The COVID-19 pandemic, caused by SARS-CoV-2, presents unprecedented challenges for infection prevention and control (IPC) within healthcare facilities worldwide.1 Transmission may occur via respiratory droplets, fomites or via airborne routes (following aerosol-generating procedures).2–4 Prolonged indoor contact increases transmission, and nosocomial transmission is common.5 6 Respiratory isolation capacity (neutral or negative pressure side-rooms) is easily saturated within healthcare facilities.1 Decisions to isolate patients in need of admission with suspected or possible COVID-19 must be rapid and accurate to maintain patient flow from emergency departments (EDs), yet minimise risk of nosocomial transmission.

As COVID-19 can present with non-specific symptoms, diagnostic confirmation is often sought by detection of SARS-CoV-2 RNA by reverse transcription-PCR (RT-PCR) from nasopharyngeal swab (NPS).7 However, decisions about patient isolation from the ED are usually required before the results of RT-PCR assays are available.8 9 Even near-patient, rapid RT-PCR platforms with assay run times of 1–2 hours can be quickly overwhelmed, especially during peaks of COVID-19 incidence.10 11 Multivariable diagnostic risk models, including clinical criteria and thoracic imaging, are not sufficient, but may be useful as a triage test to ration expensive or scarce point-of-care assays.12 13

FebriDx (Lumos Diagnostics, Sarasota, Florida, USA) is a lateral flow assay that detects two host response proteins, myxovirus resistance protein A (MxA, positive if >40 ng/mL) and C reactive protein (CRP, positive if >20 mg/L) in capillary blood samples.

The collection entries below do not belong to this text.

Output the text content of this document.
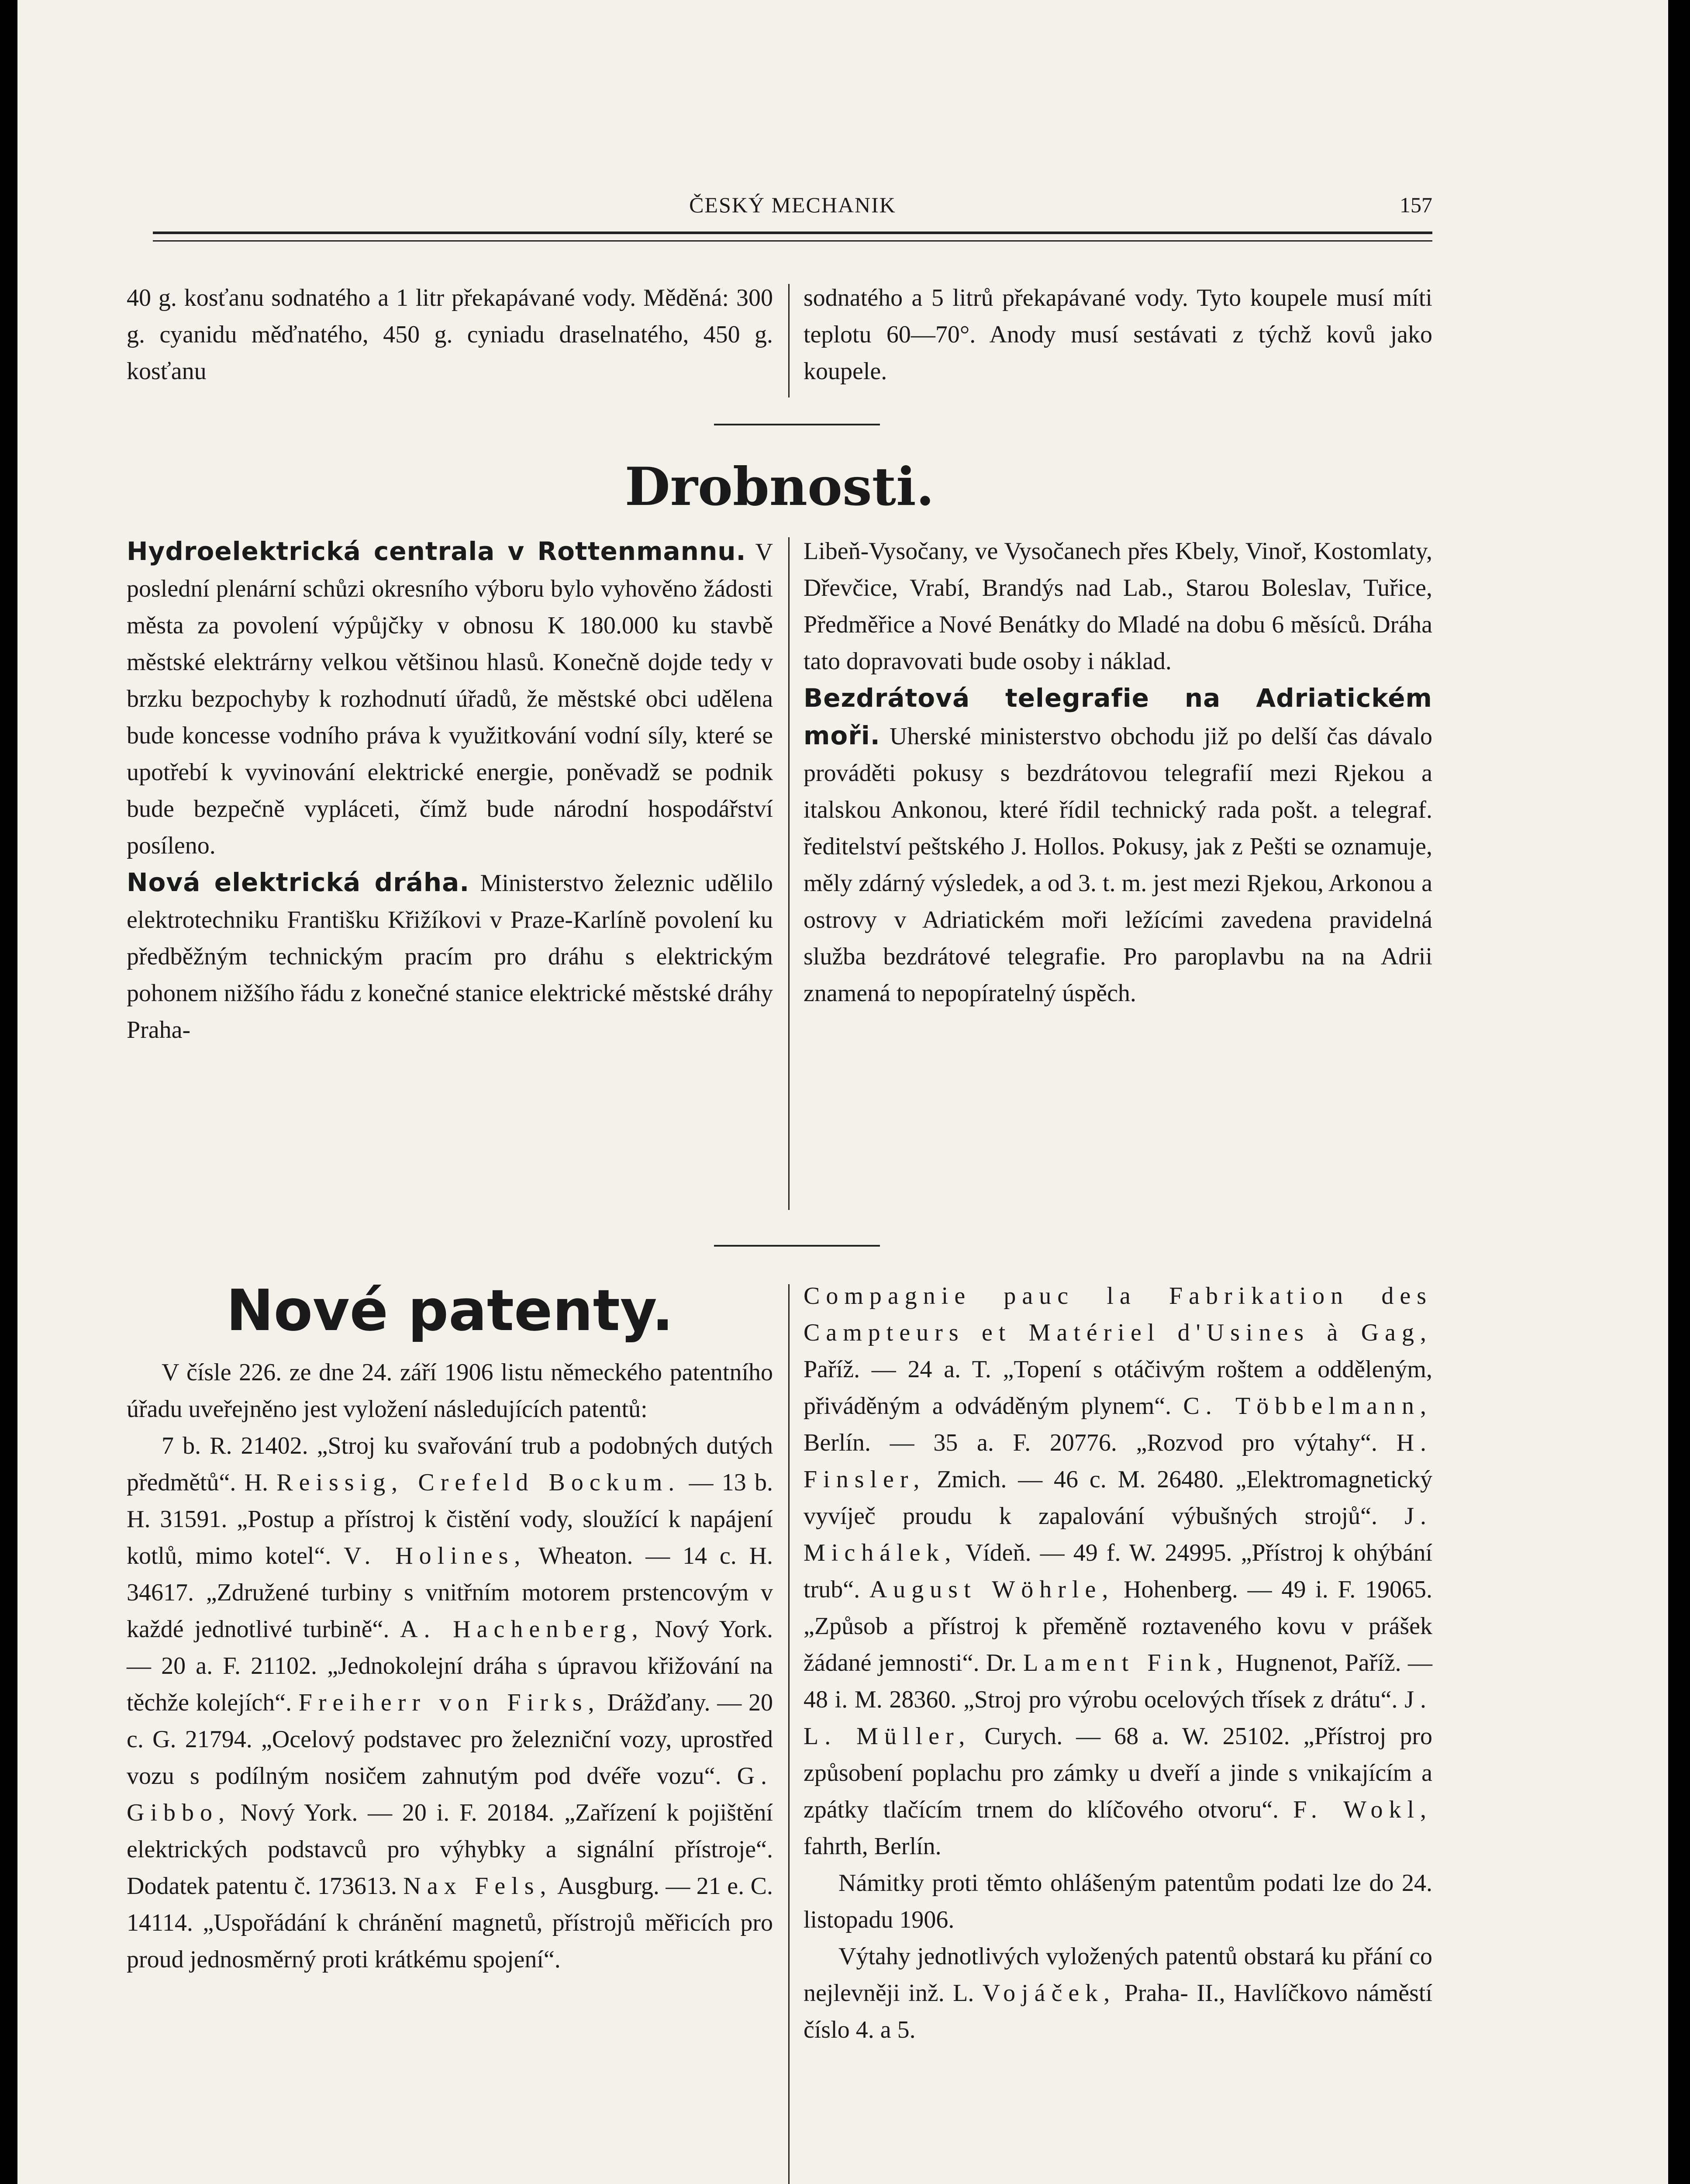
ČESKÝ MECHANIK	157

40 g. kosťanu sodnatého a 1 litr překapávané vody. Měděná: 300 g. cyanidu měďnatého, 450 g. cyniadu draselnatého, 450 g. kosťanu

sodnatého a 5 litrů překapávané vody. Tyto koupele musí míti teplotu 60—70°. Anody musí sestávati z týchž kovů jako koupele.

Drobnosti.

Hydroelektrická centrala v Rottenmannu. V poslední plenární schůzi okresního výboru bylo vyhověno žádosti města za povolení výpůjčky v obnosu K 180.000 ku stavbě městské elektrárny velkou většinou hlasů. Konečně dojde tedy v brzku bezpochyby k rozhodnutí úřadů, že městské obci udělena bude koncesse vodního práva k využitkování vodní síly, které se upotřebí k vyvinování elektrické energie, poněvadž se podnik bude bezpečně vypláceti, čímž bude národní hospodářství posíleno.

Nová elektrická dráha. Ministerstvo železnic udělilo elektrotechniku Františku Křižíkovi v Praze-Karlíně povolení ku předběžným technickým pracím pro dráhu s elektrickým pohonem nižšího řádu z konečné stanice elektrické městské dráhy Praha-

Libeň-Vysočany, ve Vysočanech přes Kbely, Vinoř, Kostomlaty, Dřevčice, Vrabí, Brandýs nad Lab., Starou Boleslav, Tuřice, Předměřice a Nové Benátky do Mladé na dobu 6 měsíců. Dráha tato dopravovati bude osoby i náklad.

Bezdrátová telegrafie na Adriatickém moři. Uherské ministerstvo obchodu již po delší čas dávalo prováděti pokusy s bezdrátovou telegrafií mezi Rjekou a italskou Ankonou, které řídil technický rada pošt. a telegraf. ředitelství peštského J. Hollos. Pokusy, jak z Pešti se oznamuje, měly zdárný výsledek, a od 3. t. m. jest mezi Rjekou, Arkonou a ostrovy v Adriatickém moři ležícími zavedena pravidelná služba bezdrátové telegrafie. Pro paroplavbu na na Adrii znamená to nepopíratelný úspěch.

Nové patenty.

V čísle 226. ze dne 24. září 1906 listu německého patentního úřadu uveřejněno jest vyložení následujících patentů:

7 b. R. 21402. „Stroj ku svařování trub a podobných dutých předmětů“. H. Reissig, Crefeld Bockum. — 13 b. H. 31591. „Postup a přístroj k čistění vody, sloužící k napájení kotlů, mimo kotel“. V. Holines, Wheaton. — 14 c. H. 34617. „Združené turbiny s vnitřním motorem prstencovým v každé jednotlivé turbině“. A. Hachenberg, Nový York. — 20 a. F. 21102. „Jednokolejní dráha s úpravou křižování na těchže kolejích“. Freiherr von Firks, Drážďany. — 20 c. G. 21794. „Ocelový podstavec pro železniční vozy, uprostřed vozu s podílným nosičem zahnutým pod dvéře vozu“. G. Gibbo, Nový York. — 20 i. F. 20184. „Zařízení k pojištění elektrických podstavců pro výhybky a signální přístroje“. Dodatek patentu č. 173613. Nax Fels, Ausgburg. — 21 e. C. 14114. „Uspořádání k chránění magnetů, přístrojů měřicích pro proud jednosměrný proti krátkému spojení“.

Compagnie pauc la Fabrikation des Campteurs et Matériel d'Usines à Gag, Paříž. — 24 a. T. „Topení s otáčivým roštem a odděleným, přiváděným a odváděným plynem“. C. Többelmann, Berlín. — 35 a. F. 20776. „Rozvod pro výtahy“. H. Finsler, Zmich. — 46 c. M. 26480. „Elektromagnetický vyvíječ proudu k zapalování výbušných strojů“. J. Michálek, Vídeň. — 49 f. W. 24995. „Přístroj k ohýbání trub“. August Wöhrle, Hohenberg. — 49 i. F. 19065. „Způsob a přístroj k přeměně roztaveného kovu v prášek žádané jemnosti“. Dr. Lament Fink, Hugnenot, Paříž. — 48 i. M. 28360. „Stroj pro výrobu ocelových třísek z drátu“. J. L. Müller, Curych. — 68 a. W. 25102. „Přístroj pro způsobení poplachu pro zámky u dveří a jinde s vnikajícím a zpátky tlačícím trnem do klíčového otvoru“. F. Wokl, fahrth, Berlín.

Námitky proti těmto ohlášeným patentům podati lze do 24. listopadu 1906.

Výtahy jednotlivých vyložených patentů obstará ku přání co nejlevněji inž. L. Vojáček, Praha- II., Havlíčkovo náměstí číslo 4. a 5.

MxA is an interferon-induced antiviral host response protein that has been studied as a biomarker to differentiate bacterial and viral respiratory infections.14–17 More recently, FebriDx has demonstrated a sensitivity of 93% and specificity of 86% for detecting COVID-19 compared with RT-PCR in hospital inpatients including patients with clinically likely COVID-19 and those without symptoms of COVID-19.18 FebriDx could be useful as an early triage tool to identify patients with COVID-19 and help guide isolation and IPC in patients needing admission to hospital.18–21 We therefore developed and implemented a COVID-19 triage algorithm, supported by FebriDx, to inform patient flow from the ED while awaiting RT-PCR results. Here, we describe the diagnostic performance of this algorithm compared with SARS-CoV-2 RT-PCR. We also describe the impact on isolation room demand and the time to FebriDx and RT-PCR results.

Methods

Patient cohort

We used data prospectively entered into a COVID-19 triage database and retrospective extraction of clinical and bed allocation data from electronic patient records and hospital IT systems at Northwick Park Hospital, a large district general hospital serving a diverse population in North West London. Patients were included if they required admission to a medical ward from the ED between 10 August 2020 and 4 November 2020 inclusive and had a valid SARS-CoV-2 RT-PCR result on admission.

Triage algorithm

On initial assessment in the ED, consecutive medical admissions were categorised by the attending clinician into three categories for their likelihood of COVID-19 (unlikely, possible and likely), using clinical criteria such as clinical history, observations and plain chest radiograph based on Public Health England guidance (table 1 and online supplemental table 1).22 Patients discharged home or admitted under specialties other than medicine and those under 16 years of age were not triaged using the algorithm and did not receive FebriDx testing, therefore their exclusion is unlikely to be a source of ascertainment bias. Patients with epidemiological risk factors for COVID-19 (eg, recent contact with a COVID-19 case or travel to a high-risk country) were triaged as likely COVID-19. We refer to this stage of the triage algorithm as ‘clinical criteria’.

Table 1

Clinical criteria for determining triage groups, testing strategy and bed allocation from the emergency department (ED) prior to RT-PCR result

We evaluated the impact of using FebriDx in a test-to-deisolate strategy among patients designated as possibly having COVID-19 after clinical criteria had been applied at initial assessment. Patients in the possible group underwent testing with FebriDx unless they declined or met an exclusion criterion. Patients were excluded from FebriDx testing if they were immunosuppressed or had symptoms of COVID-19 for >10 days (in these situations a measurable type I or type III interferon response might not be present in infected individuals, as per manufacturer’s guidance). Patients were also excluded if they had a previous diagnosis of COVID-19 (self-reported or confirmed) or required high dependency unit or intensive care unit admission due to the greater infection control consequences of incorrect triage. All patients underwent NPS testing with SARS-CoV-2 RT-PCR, with rapid RT-PCR assays being prioritised for patients in the likely group.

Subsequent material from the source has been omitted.